Cybersecurity risks tied to Microsoft 365 accounts have escalated sharply after the FBI issued a new warning about a rapidly spreading phishing platform known as Kali365, which is being used to hijack Outlook, Teams, and OneDrive accounts by bypassing multi-factor authentication (MFA).
The advisory, detailed in an FBI Internet Crime Complaint Center advisory, highlights how attackers are no longer relying on stolen passwords alone. Instead, they are exploiting legitimate Microsoft login processes to gain long-term access to corporate and personal accounts.
New Phishing-as-a-Service Tool Lowers Barrier for Cybercriminals
According to the FBI, Kali365 is a Phishing-as-a-Service (PhaaS) platform that has been circulating through Telegram-based underground channels since April 2026. It allows even low-skilled attackers to launch advanced phishing campaigns using ready-made tools, automated templates, and AI-generated lures.
The FBI has warned that this shift represents a broader trend in cybercrime where subscription-based attack kits are making sophisticated intrusions widely accessible.
How Kali365 Bypasses MFA Protections
Unlike traditional phishing scams that trick users into entering passwords on fake websites, Kali365 uses a more advanced method based on Microsoft’s OAuth 2.0 device code authentication flow. The attack abuses legitimate authentication mechanisms rather than exploiting software vulnerabilities, a tactic increasingly associated with Microsoft security OAuth device code guidance discussions.
In these attacks, victims receive messages impersonating trusted services such as Teams or SharePoint.
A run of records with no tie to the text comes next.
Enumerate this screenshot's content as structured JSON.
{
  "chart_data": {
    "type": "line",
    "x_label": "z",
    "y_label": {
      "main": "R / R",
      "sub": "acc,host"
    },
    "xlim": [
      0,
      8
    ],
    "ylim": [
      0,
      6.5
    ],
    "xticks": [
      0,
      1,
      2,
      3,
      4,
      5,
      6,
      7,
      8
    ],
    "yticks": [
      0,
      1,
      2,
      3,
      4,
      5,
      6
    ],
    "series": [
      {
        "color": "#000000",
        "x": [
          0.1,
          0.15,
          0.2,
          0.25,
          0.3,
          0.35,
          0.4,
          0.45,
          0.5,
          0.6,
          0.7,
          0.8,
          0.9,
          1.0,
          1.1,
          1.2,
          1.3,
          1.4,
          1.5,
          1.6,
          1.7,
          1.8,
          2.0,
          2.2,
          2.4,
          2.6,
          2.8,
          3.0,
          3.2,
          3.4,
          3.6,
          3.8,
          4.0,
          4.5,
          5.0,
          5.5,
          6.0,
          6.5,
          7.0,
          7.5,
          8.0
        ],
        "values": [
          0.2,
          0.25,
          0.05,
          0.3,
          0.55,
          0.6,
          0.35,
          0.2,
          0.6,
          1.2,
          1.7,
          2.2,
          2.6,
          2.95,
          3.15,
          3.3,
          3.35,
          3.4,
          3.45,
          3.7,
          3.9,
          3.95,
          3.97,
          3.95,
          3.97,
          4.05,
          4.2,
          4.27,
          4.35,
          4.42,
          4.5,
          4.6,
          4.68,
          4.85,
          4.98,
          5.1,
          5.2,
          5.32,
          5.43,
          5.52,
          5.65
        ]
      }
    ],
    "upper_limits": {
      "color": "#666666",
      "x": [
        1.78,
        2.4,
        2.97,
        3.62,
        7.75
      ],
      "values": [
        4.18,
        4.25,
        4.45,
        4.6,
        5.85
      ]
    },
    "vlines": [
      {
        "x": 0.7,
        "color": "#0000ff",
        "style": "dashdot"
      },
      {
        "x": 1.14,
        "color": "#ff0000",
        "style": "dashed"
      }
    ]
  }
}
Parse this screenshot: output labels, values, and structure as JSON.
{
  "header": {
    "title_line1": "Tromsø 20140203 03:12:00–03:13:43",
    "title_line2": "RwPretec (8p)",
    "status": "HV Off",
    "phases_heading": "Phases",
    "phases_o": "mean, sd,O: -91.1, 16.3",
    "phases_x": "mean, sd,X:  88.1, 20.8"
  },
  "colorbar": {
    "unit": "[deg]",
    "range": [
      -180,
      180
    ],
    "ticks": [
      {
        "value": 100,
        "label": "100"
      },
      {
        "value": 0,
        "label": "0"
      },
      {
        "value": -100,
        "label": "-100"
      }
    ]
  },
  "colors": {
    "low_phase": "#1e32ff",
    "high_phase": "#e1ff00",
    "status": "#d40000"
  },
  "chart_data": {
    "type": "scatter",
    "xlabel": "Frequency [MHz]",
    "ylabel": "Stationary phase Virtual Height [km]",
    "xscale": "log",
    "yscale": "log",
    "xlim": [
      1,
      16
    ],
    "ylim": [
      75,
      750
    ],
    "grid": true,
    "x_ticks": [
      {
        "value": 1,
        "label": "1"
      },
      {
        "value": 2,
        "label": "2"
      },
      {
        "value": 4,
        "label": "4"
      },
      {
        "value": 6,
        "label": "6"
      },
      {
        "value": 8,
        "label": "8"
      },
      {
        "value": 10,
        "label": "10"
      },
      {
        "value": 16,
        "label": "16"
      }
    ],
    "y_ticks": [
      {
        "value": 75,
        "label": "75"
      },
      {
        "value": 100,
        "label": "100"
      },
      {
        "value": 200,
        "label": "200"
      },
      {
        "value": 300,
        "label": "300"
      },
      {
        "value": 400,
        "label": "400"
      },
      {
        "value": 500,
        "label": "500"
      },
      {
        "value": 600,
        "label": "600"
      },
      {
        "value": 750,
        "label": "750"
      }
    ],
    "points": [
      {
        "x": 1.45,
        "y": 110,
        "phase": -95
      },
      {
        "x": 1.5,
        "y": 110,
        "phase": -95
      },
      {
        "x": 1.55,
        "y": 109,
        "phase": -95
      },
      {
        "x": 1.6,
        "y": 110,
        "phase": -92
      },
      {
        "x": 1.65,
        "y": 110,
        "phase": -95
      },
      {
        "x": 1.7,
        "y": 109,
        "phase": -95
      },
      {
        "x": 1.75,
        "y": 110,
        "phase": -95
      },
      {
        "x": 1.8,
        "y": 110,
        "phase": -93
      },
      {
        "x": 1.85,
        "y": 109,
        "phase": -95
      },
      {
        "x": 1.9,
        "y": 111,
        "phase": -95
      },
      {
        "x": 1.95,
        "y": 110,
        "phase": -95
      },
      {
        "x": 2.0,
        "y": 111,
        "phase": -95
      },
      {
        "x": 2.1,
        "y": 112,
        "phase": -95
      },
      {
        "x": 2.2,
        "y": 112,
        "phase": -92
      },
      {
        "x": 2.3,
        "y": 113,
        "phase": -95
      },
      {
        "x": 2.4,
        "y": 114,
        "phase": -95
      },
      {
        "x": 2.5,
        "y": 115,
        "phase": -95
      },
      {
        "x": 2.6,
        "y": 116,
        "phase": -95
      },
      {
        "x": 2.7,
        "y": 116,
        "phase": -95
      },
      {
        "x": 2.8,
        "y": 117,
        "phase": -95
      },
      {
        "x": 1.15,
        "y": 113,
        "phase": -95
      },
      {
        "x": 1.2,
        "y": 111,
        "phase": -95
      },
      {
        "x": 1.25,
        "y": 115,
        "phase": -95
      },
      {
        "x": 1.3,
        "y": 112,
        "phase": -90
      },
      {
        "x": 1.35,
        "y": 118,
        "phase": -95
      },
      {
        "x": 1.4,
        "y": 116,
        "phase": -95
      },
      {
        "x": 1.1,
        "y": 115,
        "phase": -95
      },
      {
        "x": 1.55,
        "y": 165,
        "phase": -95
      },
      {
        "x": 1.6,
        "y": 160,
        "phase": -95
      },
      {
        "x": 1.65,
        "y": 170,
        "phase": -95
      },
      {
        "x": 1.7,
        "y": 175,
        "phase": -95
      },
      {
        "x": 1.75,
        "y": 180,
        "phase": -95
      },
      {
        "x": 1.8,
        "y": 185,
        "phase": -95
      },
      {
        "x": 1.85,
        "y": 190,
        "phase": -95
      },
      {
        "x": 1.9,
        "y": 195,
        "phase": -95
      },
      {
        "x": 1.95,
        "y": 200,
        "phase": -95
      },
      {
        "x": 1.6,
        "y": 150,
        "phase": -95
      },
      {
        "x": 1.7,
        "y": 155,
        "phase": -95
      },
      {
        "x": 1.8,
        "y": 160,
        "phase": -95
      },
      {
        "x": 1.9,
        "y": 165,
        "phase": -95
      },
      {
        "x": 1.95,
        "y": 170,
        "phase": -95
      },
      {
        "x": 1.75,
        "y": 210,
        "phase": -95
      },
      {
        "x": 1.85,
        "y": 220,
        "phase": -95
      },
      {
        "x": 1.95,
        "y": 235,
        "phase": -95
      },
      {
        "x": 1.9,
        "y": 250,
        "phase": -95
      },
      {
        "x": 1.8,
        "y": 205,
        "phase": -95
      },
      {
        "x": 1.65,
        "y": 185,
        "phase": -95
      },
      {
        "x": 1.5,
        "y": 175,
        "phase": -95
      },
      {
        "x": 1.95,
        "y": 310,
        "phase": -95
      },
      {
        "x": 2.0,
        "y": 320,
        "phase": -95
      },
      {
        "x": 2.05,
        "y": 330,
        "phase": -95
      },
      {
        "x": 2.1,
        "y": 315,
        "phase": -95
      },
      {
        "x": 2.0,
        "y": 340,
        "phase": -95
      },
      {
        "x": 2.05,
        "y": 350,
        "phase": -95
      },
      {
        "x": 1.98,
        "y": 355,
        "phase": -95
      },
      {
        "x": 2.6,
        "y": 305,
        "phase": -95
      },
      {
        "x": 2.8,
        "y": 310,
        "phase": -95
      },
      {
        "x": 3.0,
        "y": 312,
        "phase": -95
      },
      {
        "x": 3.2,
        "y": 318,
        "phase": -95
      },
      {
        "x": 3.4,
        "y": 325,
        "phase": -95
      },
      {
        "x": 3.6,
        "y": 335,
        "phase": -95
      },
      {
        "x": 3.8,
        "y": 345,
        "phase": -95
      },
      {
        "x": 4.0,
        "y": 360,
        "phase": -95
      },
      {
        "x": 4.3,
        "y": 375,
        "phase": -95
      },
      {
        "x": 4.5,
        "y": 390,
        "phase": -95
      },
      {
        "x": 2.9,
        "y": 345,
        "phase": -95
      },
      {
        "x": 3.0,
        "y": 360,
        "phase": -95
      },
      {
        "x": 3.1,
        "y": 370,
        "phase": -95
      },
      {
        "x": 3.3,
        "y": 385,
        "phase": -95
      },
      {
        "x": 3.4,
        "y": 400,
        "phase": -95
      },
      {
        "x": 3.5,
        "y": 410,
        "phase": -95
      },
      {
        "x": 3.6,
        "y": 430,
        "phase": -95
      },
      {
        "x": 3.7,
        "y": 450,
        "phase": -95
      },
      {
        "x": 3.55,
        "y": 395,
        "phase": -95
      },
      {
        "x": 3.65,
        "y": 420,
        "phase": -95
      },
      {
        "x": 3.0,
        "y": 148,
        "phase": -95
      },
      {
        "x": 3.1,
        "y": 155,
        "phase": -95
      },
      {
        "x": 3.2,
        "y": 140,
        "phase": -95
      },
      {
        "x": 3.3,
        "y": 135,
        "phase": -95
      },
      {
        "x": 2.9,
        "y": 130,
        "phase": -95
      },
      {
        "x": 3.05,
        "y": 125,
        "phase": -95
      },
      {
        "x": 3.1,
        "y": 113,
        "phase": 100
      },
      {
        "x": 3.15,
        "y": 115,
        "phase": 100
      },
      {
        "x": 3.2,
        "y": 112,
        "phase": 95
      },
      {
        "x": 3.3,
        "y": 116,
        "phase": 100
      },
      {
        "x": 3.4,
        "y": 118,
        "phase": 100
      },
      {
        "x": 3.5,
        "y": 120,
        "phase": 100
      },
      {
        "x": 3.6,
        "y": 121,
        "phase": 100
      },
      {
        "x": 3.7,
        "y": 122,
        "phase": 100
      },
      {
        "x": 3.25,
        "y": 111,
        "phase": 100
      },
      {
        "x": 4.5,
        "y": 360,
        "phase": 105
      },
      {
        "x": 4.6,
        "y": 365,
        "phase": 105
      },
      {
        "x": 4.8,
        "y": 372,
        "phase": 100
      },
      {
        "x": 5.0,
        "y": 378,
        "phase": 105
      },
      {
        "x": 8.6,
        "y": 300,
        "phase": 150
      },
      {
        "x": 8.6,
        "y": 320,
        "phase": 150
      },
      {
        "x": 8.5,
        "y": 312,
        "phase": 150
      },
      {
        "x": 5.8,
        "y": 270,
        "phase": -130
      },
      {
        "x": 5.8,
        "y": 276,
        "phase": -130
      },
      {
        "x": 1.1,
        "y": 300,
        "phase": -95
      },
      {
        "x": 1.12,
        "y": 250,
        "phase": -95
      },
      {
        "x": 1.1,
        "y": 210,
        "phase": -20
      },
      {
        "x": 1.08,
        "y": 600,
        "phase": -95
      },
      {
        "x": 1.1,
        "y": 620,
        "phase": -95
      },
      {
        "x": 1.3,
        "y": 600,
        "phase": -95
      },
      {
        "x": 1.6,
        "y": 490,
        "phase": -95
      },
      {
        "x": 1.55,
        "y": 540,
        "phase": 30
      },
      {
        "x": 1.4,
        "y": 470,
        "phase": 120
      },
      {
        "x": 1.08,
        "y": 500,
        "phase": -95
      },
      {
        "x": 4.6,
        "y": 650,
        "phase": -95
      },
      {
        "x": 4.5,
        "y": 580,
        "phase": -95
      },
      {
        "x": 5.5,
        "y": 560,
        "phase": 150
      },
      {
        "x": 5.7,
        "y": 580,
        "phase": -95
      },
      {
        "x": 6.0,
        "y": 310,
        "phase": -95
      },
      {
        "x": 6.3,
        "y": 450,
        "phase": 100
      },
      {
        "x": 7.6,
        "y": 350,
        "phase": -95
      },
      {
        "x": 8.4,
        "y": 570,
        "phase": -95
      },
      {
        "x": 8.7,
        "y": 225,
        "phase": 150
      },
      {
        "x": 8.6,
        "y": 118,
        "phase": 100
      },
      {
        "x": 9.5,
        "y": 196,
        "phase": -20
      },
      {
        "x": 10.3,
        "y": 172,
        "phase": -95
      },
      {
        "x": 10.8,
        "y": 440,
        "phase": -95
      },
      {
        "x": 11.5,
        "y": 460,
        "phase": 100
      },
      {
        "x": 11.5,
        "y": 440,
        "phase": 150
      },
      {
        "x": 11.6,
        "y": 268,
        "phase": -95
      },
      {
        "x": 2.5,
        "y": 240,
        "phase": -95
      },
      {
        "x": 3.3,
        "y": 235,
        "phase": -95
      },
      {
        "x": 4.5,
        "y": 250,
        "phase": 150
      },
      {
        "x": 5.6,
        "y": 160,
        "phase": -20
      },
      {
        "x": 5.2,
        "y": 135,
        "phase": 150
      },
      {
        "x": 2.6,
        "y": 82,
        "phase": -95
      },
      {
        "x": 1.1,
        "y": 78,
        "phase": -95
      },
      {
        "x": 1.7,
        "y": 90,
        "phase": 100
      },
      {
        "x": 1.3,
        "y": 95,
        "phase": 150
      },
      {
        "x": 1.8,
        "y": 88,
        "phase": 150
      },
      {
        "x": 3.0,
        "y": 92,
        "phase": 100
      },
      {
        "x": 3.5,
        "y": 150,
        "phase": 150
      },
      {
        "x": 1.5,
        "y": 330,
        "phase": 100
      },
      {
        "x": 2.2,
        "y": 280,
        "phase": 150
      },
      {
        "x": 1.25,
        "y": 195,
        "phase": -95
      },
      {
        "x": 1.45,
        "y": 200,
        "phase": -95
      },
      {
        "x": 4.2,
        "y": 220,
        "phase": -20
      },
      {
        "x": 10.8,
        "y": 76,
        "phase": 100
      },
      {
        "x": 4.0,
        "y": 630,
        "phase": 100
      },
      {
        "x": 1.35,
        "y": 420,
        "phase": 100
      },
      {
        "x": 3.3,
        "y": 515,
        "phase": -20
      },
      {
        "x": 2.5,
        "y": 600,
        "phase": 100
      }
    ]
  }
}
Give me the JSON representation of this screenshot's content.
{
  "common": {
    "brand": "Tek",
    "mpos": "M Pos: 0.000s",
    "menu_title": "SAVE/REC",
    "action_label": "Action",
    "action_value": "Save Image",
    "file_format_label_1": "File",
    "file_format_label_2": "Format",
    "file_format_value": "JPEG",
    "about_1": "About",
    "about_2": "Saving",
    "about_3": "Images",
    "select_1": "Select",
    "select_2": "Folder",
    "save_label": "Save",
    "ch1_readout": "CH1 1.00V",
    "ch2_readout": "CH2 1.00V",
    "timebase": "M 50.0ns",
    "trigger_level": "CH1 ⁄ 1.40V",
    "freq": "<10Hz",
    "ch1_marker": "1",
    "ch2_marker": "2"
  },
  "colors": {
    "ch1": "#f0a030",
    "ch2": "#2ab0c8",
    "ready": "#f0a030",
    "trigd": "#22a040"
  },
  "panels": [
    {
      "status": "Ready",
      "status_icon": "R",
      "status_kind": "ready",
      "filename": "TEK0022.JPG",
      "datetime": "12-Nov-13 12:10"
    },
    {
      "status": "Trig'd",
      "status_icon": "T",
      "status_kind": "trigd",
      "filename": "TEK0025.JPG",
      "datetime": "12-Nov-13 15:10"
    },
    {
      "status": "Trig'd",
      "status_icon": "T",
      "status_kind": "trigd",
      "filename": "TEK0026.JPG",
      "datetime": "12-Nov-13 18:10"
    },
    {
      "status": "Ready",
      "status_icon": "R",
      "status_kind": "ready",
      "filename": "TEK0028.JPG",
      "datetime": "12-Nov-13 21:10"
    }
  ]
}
They are instructed to visit a legitimate Microsoft login page and enter a short device code.
Once the victim completes this action, the attacker is granted OAuth access and refresh tokens. These tokens allow persistent access to the victim’s Microsoft 365 account without needing a password or triggering repeated MFA prompts. Security researchers have increasingly categorized such techniques as sophisticated OAuth phishing attack methods that exploit trust in legitimate authentication systems.
The FBI warns that this method can result in long-term account compromise until the stolen tokens are revoked manually or expire.
Outlook, Teams, and OneDrive at Risk
Once attackers gain access, they can move laterally across Microsoft services including:
- Outlook email inboxes
- Microsoft Teams conversations and file sharing
- OneDrive and SharePoint cloud storage
This enables cybercriminals to not only steal sensitive data but also use compromised accounts to launch further phishing attacks inside organizations. Recent Microsoft Exchange zero-day attacks have further highlighted the growing risks facing organizations that depend heavily on Microsoft’s communications ecosystem.
Security experts say the most dangerous aspect of the campaign is persistence, since attackers can maintain access even after password resets if tokens remain valid.
FBI and Security Experts Issue Mitigation Advice
The FBI has urged both individuals and organizations to take immediate steps to reduce exposure. Recommended measures include restricting device code authentication, implementing conditional access policies, and auditing OAuth token activity.
Cybersecurity analysts also recommend deploying Security Information and Event Management (SIEM) systems capable of detecting abnormal authentication behavior tied to token theft. Organizations seeking stronger Microsoft Entra identity protection controls are being encouraged to review authentication policies and token management practices.
Experts further warn that enterprises using Microsoft 365 should treat OAuth token security as critically as password protection, given the rise of MFA-bypassing techniques. The broader landscape of Microsoft cybersecurity news continues to show attackers shifting toward identity-focused attacks rather than conventional malware campaigns.
A Growing Phishing Economy on Telegram
Kali365 is part of a broader underground ecosystem where phishing tools are sold as subscriptions. These platforms often include dashboards for tracking victims, automated phishing templates, and real-time credential harvesting tools.
Researchers say this model has transformed phishing from a manual scam into a scalable cybercrime industry, with tools becoming increasingly affordable and easy to deploy. Similar trends have been tracked through the Microsoft security blog, which has documented the evolution of identity-based attacks targeting cloud services.
The FBI has emphasized that this trend represents a major escalation in cyber threats targeting cloud-based productivity platforms used globally across businesses and government agencies. Ongoing cybercrime investigations continue to reveal how phishing-as-a-service operations are becoming one of the fastest-growing segments of the underground economy.
Why This Attack Matters
Microsoft 365 remains one of the most widely used enterprise productivity suites in the world, making it a high-value target for attackers.
With organizations increasingly dependent on cloud collaboration tools, successful account compromise can lead to data theft, financial fraud, and large-scale business email compromise attacks. The FBI and security experts warn that organizations should treat identity security as a frontline defense layer as attackers increasingly focus on exploiting trusted authentication workflows instead of breaking into systems through traditional methods.
Authorities continue to monitor the spread of Kali365 and similar phishing platforms as part of broader efforts to disrupt cybercriminal infrastructure targeting organizations around the world.